K-means clustering is an NP-hard problem, but can be simply implemented using the iterative refinement technique outlined below.
- Pick k points called means. This is called initialization.
- Associate each input point with the mean that is closest to it. We obtain k clusters of points, and we refer to this process as classifying the points.
- Update each mean to have the average value of the corresponding cluster.
- If the k means have significantly changed, go back to step 2. If they did not, we say that the algorithm converged.
- The k means represent different clusters – every point is in the cluster corresponding to the closest mean.
Worked Example
Using the same one-dimensional dataset as the previous example, but instead requiring the clustering/k-means
namespace:
(require '[clustering.core.k-means :as k-means])
(require '[clj-time.core :refer [after? date-time interval in-days])
(require '[clj-time.format :refer [unparse formatters])
(require '[clj-time.coerce :refer [to-long from-long])
(def test-dataset
(hash-set
(date-time 2013 7 21)
(date-time 2013 7 25)
...)))
We still need a distance measure between two dates, but additionally, the K-Means algorithm also requires a function capable of averaging across a range of dates:
(defn distance [dt-a dt-b]
(if (after? dt-a dt-b)
(distance dt-b dt-a)
(in-days (interval dt-a dt-b))))
(defn average [dates]
(from-long
(/ (reduce + (map to-long dates)) (count dates))))

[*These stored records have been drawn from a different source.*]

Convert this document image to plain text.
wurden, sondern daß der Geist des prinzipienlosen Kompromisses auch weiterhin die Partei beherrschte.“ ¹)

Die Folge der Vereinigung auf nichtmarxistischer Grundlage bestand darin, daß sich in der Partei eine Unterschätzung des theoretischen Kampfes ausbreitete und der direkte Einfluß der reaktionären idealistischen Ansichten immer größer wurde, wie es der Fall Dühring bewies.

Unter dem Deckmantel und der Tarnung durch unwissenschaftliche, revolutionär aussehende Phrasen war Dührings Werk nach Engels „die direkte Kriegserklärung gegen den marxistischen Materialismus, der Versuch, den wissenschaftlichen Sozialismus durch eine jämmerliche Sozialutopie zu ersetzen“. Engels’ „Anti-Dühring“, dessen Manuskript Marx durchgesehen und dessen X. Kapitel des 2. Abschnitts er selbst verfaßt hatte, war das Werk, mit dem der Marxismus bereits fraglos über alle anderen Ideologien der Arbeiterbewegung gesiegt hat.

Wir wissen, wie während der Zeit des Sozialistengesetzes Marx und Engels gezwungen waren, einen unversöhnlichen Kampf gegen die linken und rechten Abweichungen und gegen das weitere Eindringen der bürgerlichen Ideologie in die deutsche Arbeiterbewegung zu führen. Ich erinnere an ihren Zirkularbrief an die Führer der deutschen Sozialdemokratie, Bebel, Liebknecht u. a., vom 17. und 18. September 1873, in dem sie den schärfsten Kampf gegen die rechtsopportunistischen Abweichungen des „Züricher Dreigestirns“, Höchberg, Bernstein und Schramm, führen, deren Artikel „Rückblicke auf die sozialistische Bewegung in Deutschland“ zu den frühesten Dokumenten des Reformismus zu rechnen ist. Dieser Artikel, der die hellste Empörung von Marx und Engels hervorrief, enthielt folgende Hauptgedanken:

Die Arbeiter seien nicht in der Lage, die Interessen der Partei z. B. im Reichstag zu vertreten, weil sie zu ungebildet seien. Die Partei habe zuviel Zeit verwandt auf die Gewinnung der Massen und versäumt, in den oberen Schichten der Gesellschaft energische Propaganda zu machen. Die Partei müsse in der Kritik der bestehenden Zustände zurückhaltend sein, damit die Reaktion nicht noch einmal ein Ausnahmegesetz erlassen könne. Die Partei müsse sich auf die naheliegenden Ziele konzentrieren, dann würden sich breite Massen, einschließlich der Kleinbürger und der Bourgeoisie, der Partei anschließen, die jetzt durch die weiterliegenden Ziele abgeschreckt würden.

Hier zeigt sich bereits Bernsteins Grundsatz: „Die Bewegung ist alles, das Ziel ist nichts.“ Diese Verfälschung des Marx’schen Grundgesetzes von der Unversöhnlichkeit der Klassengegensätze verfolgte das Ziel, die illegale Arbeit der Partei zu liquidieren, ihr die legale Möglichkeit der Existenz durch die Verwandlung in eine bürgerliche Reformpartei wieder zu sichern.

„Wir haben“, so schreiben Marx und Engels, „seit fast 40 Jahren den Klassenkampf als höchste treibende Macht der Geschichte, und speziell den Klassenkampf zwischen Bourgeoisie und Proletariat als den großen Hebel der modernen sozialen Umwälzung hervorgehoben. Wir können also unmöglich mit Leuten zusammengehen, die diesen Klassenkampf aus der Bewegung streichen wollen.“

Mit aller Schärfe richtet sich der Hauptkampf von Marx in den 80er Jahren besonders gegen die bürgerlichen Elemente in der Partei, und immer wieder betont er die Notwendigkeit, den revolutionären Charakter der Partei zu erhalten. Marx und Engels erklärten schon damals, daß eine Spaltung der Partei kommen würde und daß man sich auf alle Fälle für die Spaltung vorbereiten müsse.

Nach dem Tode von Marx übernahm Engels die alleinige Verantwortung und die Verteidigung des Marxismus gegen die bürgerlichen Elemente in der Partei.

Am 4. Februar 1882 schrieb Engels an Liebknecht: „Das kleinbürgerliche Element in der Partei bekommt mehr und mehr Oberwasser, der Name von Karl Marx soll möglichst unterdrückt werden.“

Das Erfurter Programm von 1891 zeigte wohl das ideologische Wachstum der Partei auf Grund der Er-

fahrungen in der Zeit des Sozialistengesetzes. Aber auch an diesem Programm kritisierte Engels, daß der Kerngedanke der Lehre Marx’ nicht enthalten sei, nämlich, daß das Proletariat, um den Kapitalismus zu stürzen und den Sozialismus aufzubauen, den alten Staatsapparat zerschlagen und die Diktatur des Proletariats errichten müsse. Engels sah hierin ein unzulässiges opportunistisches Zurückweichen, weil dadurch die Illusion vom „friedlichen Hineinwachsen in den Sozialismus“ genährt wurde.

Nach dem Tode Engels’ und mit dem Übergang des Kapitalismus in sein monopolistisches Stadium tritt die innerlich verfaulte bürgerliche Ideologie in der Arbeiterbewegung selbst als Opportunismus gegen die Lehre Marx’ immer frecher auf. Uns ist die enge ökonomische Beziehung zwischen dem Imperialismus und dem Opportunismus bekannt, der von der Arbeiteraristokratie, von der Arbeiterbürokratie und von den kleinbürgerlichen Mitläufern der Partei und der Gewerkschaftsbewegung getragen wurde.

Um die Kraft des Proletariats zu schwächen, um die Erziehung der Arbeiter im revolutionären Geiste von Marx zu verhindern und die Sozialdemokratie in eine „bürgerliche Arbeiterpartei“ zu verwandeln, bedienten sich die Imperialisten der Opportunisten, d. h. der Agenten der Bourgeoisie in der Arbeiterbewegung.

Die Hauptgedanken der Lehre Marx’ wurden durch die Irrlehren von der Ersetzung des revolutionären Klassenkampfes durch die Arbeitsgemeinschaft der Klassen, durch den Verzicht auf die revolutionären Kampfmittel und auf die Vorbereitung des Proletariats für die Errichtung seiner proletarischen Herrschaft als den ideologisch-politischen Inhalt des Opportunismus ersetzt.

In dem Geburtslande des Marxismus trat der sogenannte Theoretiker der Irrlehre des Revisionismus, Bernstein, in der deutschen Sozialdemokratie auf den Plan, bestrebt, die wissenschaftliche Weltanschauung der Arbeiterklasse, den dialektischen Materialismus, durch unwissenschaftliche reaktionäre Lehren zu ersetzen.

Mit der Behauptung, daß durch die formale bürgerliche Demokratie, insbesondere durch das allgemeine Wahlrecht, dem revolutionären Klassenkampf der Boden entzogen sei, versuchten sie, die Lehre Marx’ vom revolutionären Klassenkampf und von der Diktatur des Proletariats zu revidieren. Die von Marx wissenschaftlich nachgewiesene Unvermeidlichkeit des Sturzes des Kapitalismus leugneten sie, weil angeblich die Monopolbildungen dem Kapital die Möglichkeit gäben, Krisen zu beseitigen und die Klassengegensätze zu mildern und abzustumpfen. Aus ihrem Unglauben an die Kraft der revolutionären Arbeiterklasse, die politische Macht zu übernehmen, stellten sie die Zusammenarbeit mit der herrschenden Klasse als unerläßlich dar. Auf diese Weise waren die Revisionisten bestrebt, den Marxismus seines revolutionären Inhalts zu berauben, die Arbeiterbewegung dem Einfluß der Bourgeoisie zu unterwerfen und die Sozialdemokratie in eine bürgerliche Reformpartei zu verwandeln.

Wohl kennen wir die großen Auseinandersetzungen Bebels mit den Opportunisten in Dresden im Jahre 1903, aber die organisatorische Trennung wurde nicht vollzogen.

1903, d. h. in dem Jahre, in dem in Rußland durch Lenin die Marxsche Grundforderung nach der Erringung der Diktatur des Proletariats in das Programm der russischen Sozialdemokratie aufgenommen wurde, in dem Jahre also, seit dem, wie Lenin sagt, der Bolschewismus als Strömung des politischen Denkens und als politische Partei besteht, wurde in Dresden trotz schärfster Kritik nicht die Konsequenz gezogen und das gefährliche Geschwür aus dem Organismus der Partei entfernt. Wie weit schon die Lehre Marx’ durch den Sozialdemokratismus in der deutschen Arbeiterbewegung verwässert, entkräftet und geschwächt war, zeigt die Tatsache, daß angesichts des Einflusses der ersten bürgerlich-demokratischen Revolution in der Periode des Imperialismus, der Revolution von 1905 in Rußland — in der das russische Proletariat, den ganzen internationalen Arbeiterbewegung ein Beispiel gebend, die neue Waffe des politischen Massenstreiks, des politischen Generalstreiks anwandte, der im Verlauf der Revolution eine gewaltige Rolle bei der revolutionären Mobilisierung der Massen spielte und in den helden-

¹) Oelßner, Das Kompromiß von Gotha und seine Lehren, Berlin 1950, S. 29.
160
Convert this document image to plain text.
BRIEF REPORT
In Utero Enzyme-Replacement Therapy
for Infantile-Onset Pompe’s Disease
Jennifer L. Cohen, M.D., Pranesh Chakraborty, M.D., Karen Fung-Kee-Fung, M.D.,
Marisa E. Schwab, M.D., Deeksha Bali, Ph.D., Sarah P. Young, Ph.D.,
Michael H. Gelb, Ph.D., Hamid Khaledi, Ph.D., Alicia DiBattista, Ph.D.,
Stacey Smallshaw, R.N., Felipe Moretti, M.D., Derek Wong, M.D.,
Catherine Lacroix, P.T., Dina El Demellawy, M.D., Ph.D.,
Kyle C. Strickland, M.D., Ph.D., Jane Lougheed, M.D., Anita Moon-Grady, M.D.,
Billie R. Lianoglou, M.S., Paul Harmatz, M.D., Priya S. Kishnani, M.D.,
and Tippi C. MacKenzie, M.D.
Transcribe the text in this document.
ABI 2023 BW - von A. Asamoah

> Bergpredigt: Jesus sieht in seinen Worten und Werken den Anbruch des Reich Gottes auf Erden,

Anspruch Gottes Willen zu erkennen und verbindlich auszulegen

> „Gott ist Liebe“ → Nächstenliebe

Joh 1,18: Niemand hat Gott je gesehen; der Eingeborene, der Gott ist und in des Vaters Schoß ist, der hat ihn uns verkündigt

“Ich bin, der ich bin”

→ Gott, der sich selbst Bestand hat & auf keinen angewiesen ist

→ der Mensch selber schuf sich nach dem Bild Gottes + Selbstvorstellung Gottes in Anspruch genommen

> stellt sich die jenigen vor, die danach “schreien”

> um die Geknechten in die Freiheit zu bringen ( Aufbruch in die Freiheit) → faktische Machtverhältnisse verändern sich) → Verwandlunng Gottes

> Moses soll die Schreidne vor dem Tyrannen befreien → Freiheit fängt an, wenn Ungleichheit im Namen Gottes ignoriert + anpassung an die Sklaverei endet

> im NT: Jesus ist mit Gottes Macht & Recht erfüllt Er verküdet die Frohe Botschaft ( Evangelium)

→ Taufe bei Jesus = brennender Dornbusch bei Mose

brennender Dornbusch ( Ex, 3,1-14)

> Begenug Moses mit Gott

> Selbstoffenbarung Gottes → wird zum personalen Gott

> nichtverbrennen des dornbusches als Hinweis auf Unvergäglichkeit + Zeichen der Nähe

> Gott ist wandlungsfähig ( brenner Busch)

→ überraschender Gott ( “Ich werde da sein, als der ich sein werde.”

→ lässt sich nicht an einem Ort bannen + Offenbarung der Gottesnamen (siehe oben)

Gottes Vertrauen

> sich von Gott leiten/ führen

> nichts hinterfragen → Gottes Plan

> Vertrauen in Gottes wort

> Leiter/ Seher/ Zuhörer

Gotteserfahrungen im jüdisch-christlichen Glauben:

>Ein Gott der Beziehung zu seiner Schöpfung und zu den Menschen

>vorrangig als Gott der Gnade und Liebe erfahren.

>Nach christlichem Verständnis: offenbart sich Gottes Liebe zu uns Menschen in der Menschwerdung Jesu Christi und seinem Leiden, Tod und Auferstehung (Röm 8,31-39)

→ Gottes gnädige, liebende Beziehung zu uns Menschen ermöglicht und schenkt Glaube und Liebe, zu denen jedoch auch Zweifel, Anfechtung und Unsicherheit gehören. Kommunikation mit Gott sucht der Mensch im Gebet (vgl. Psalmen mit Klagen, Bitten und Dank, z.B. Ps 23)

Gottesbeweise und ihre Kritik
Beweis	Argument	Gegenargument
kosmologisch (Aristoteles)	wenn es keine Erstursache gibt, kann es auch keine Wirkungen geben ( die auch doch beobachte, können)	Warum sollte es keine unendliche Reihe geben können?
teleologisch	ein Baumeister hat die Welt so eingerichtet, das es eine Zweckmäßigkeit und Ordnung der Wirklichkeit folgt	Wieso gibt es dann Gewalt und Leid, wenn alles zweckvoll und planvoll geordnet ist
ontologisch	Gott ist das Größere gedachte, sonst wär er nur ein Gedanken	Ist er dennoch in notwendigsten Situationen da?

The algorithm is initialised with some mean values randomly selected from the dataset. Note that the desired number of clusters must be specified up-front (in this case, 3):
(def means (k-means/init-means 3 test-dataset)
(def groups (k-means/cluster distance average test-dataset means 0))
(count groups)
; => 3
(map fmt (sort (groups 0)))
; => ("2012-12-26" "2012-12-28" "2013-01-16")
(map fmt (sort (groups 1)))
; => ("2013-07-01" "2013-07-14" "2013-07-21" "2013-07-25" "2013-07-31" "2013-08-03")
(map fmt (sort (groups 2)))
; => ("2012-05-28" "2012-06-02" "2012-06-06" "2012-06-07" "2012-06-09")
(Note: Because of the random initialisation of the means, the cluster orderings will be different each time evaluation occurs.)